HMT Welcomes Brian Etherton

HMT would like to welcome team member, Brian Etherton, a meteorologist hired in February 2011 into the Forecast Application Branch of the Earth System Research Laboratory's Global System Division. Brian first became involved in HMT as workshops for the HMT-Southeast project were conducted in North Carolina (where he was prior to NOAA, at the University of North Carolina, Chapel Hill). Brian has, for a number of years, been involved with the use of convection permitting (horizontal resolution 3-4km) numerical weather prediction ensembles for the prediction of precipitation. He developed such an ensemble for the mid-Atlantic states while at UNC, with 16 forecasts produced at UNC, and 12 more produced at local national weather service offices, the Savannah River National Laboratory, and other universities in North Carolina. The ability of these models to predict precipitation forced by small scale features, such as the sea-breeze, mountains, and mesoscale convergence zones, allowed for improved prediction of warm season precipitation in the southeast United States.

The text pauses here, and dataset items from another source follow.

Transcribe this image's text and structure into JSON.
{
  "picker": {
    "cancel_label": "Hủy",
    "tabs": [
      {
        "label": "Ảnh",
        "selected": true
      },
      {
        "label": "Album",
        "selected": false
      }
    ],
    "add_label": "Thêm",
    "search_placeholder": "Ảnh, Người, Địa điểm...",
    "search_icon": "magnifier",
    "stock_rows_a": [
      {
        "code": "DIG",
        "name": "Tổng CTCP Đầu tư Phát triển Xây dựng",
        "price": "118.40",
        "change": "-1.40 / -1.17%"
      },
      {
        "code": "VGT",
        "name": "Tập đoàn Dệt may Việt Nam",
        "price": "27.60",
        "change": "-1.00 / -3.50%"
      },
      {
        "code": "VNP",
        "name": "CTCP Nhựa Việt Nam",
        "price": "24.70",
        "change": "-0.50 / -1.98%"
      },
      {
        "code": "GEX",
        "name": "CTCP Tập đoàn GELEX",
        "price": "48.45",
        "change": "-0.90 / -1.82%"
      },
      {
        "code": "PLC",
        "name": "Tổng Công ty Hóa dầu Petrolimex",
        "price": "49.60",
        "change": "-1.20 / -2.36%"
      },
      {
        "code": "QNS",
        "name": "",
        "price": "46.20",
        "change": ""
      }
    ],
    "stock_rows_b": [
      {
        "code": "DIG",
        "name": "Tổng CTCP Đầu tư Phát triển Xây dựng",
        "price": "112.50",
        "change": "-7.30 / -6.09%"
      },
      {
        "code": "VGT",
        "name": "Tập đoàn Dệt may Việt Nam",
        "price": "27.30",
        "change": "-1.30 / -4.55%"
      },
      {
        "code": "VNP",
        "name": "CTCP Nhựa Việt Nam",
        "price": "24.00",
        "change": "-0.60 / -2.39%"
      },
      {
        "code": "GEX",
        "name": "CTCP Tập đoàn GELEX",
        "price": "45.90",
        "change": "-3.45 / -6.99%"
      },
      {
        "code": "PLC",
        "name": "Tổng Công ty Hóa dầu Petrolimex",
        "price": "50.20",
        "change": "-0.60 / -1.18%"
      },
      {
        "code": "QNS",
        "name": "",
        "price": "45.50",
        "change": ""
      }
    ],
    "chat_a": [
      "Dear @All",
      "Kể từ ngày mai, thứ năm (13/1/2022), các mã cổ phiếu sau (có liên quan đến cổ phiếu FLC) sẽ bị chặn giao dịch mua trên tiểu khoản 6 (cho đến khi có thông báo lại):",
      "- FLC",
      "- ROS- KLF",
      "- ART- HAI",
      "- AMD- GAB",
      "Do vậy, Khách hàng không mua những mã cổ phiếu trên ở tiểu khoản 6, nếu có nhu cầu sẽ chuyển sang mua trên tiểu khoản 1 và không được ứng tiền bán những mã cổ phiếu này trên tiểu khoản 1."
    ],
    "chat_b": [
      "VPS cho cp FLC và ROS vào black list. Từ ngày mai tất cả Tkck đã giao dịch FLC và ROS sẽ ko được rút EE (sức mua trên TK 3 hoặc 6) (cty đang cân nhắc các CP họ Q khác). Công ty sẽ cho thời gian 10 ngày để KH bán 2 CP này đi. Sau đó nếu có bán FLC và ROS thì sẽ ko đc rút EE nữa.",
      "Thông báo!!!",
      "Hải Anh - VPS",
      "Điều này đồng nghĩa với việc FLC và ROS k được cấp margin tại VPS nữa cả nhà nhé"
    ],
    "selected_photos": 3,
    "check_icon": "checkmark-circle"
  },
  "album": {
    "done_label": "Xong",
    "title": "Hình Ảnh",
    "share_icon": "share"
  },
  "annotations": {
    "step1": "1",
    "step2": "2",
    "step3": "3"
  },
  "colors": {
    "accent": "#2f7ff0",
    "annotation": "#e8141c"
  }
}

Brian earned his first degree in Applied Mathematics and Physics, at the Evergreen State College in Olympia, WA. After working at Lockheed-Martin Missiles and Space, in Sunnyvale, CA, as a software engineer for the TIROS/POES satellite program, he went to Penn State University, and got his Ph.D. in meteorology. That was followed by a post-doc at the University of Miami, a faculty position at the university of North Carolina, and then the position at the University of North Carolina at Chapel Hill. Brian's career has always focused on the use of ensembles for forecasting and for model initialization, and has moved from simple global models to convection-permitting WRF ensembles. In addition to numerical weather prediction research and weather forecasting, he has been very active in education, playing a central role in the establishment of the Bachelor of Science in Meteorology degree at UNC Charlotte and being a strong contributor to the Unidata User's Committee. As a member of the users committee, Brian was one of the chairs of the 2009 Triennial Workshop titled "Using operational and experimental observations in geoscience education", attended by over 80 participants from more than 30 academic institutions, four foreign institutions and three U.S. Government laboratories.